Justiça
Publicado em 18/07/2026, às 10h51 Divulgação Henrique Brinco
A Procuradoria-Geral do Estado do Rio de Janeiro (PGE-RJ) ingressou na Justiça com três ações para apurar prejuízos de aproximadamente R$ 641,4 milhões sofridos pelo Fundo Único de Previdência Social do Estado (Rioprevidência) em aplicações realizadas em fundos administrados por empresas ligadas ao Grupo Master, atualmente em liquidação extrajudicial. As medidas foram protocoladas na quinta-feira (16).
Segundo a PGE, os recursos foram destinados aos fundos Revolution e Texas I FIA. No caso do Revolution, o Rioprevidência investiu R$ 481,4 milhões. Embora o patrimônio estimado do fundo seja de R$ 567,8 milhões, a Procuradoria afirma que a carteira permanece sob sigilo e é composta, em sua maior parte, por ativos de crédito privado com remuneração de até 180% do CDI, índice considerado incompatível com padrões de mercado.
Já o Texas I FIA recebeu aporte de R$ 150 milhões, mas o valor caiu para R$ 14,8 milhões em menos de um ano, representando desvalorização superior a 90%. Conforme a ação, 96% dos recursos estavam concentrados em ações da Ambipar (AMBP3), mesmo após questionamentos regulatórios envolvendo a companhia.
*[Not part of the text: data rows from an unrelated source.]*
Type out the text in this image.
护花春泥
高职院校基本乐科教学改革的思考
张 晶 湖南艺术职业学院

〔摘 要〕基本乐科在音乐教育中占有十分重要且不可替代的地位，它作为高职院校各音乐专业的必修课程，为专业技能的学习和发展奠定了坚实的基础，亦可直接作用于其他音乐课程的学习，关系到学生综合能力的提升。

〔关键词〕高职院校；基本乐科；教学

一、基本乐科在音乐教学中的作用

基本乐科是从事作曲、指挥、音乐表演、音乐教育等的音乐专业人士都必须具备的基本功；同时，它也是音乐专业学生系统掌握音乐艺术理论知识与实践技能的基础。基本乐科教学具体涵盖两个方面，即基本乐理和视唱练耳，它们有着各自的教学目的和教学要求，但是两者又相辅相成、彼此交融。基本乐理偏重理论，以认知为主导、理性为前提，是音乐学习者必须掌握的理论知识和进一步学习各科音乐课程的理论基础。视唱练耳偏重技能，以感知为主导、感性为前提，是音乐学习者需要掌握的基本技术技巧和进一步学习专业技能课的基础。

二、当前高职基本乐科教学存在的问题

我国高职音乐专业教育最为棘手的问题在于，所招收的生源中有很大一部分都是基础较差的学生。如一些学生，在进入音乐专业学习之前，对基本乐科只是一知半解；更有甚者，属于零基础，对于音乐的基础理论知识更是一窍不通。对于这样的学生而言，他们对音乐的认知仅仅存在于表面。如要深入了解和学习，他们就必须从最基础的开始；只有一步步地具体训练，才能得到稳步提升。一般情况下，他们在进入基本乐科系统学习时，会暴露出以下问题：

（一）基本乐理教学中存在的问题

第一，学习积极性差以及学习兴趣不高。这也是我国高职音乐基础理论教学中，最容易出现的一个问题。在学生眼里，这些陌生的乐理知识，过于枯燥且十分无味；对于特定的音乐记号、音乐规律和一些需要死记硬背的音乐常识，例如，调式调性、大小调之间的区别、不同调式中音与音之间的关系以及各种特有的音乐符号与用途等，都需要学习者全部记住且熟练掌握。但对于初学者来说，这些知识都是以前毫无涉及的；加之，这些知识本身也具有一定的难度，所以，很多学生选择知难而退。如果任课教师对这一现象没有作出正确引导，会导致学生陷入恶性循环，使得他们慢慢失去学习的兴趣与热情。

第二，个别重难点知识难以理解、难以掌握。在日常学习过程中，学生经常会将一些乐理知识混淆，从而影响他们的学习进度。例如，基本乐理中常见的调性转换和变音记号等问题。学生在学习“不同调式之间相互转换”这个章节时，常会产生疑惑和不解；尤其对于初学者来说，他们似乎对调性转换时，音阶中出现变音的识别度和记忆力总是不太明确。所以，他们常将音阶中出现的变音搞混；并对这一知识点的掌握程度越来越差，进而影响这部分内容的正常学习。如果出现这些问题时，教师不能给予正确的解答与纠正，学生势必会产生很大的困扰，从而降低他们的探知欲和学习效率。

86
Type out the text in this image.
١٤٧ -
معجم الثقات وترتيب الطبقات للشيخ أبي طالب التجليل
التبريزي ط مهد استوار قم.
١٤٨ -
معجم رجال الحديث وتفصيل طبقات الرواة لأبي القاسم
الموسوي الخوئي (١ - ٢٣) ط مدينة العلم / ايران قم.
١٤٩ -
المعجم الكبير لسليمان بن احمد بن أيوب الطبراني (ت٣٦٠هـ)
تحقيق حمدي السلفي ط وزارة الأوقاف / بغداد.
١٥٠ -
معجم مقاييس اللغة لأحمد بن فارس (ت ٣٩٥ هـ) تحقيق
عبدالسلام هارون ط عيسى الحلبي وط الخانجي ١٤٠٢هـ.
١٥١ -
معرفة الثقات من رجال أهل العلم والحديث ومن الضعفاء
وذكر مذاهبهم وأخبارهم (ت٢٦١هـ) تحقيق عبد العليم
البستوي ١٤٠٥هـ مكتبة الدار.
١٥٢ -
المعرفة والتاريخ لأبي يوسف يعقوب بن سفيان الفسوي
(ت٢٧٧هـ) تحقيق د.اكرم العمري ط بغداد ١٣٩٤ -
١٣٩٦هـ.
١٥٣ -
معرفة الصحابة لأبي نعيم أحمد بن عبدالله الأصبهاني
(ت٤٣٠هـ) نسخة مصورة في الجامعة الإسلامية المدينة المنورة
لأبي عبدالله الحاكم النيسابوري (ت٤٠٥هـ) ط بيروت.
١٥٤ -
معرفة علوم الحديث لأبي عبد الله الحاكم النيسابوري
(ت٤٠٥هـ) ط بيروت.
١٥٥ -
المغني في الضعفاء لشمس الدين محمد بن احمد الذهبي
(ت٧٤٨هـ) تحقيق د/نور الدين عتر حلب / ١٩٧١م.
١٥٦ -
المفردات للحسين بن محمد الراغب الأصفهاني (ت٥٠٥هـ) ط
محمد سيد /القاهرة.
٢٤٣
A PGE sustenta que o prejuízo no Texas I FIA decorreu de uma operação coordenada para elevar artificialmente o preço das ações da Ambipar. De acordo com a petição, a Trustee DTVM, citada em investigação sobre suposta lavagem de dinheiro, teria adquirido grande volume de papéis entre julho e agosto de 2024 por meio de fundos de investimento.
"O Rioprevidência foi vítima de uma armadilha arquitetada pela administração e pela gestão do Texas I FIA, que vendeu ao ente público quotas de um fundo lastreado em uma ação desprovida de fundamento", afirma a Procuradoria.
Em relação ao Revolution, o Estado aponta que a gestora Acura autorizou alterações no regulamento do FIDC Eicon, fundo investido pelo Revolution, que teriam prejudicado os cotistas. Entre as mudanças estão a renúncia a direitos de voto e a ampliação em 48 meses do prazo para amortização dos investimentos. A atual administradora, Versal, informou ao Rioprevidência que a Acura não possuía autorização para aprovar medidas que implicassem renúncia de direitos do fundo.
As ações incluem dois pedidos de tutela cautelar e uma ação de exibição de documentos, esta última sob segredo de Justiça. Além de garantir o resgate de R$ 481 milhões do Revolution, previsto para 17 de agosto, a PGE solicita o bloqueio de bens de empresas e dirigentes envolvidos, incluindo imóveis, veículos, embarcações, aeronaves, ações, marcas e criptomoedas.
Os pedidos de indisponibilidade patrimonial somam R$ 616,6 milhões. A Procuradoria também requer auditoria independente para verificar a situação do Texas I FIA e afirma que ambos os fundos ocultaram informações sobre suas carteiras após os pedidos de resgate, dificultando a avaliação dos prejuízos.
As medidas têm como fundamento o dever fiduciário dos administradores e gestores previsto na Resolução CVM nº 175/2022 e no Código Civil. A PGE pede que as decisões sejam concedidas em caráter liminar, sem ouvir previamente os réus, sob o argumento de risco de dissipação do patrimônio.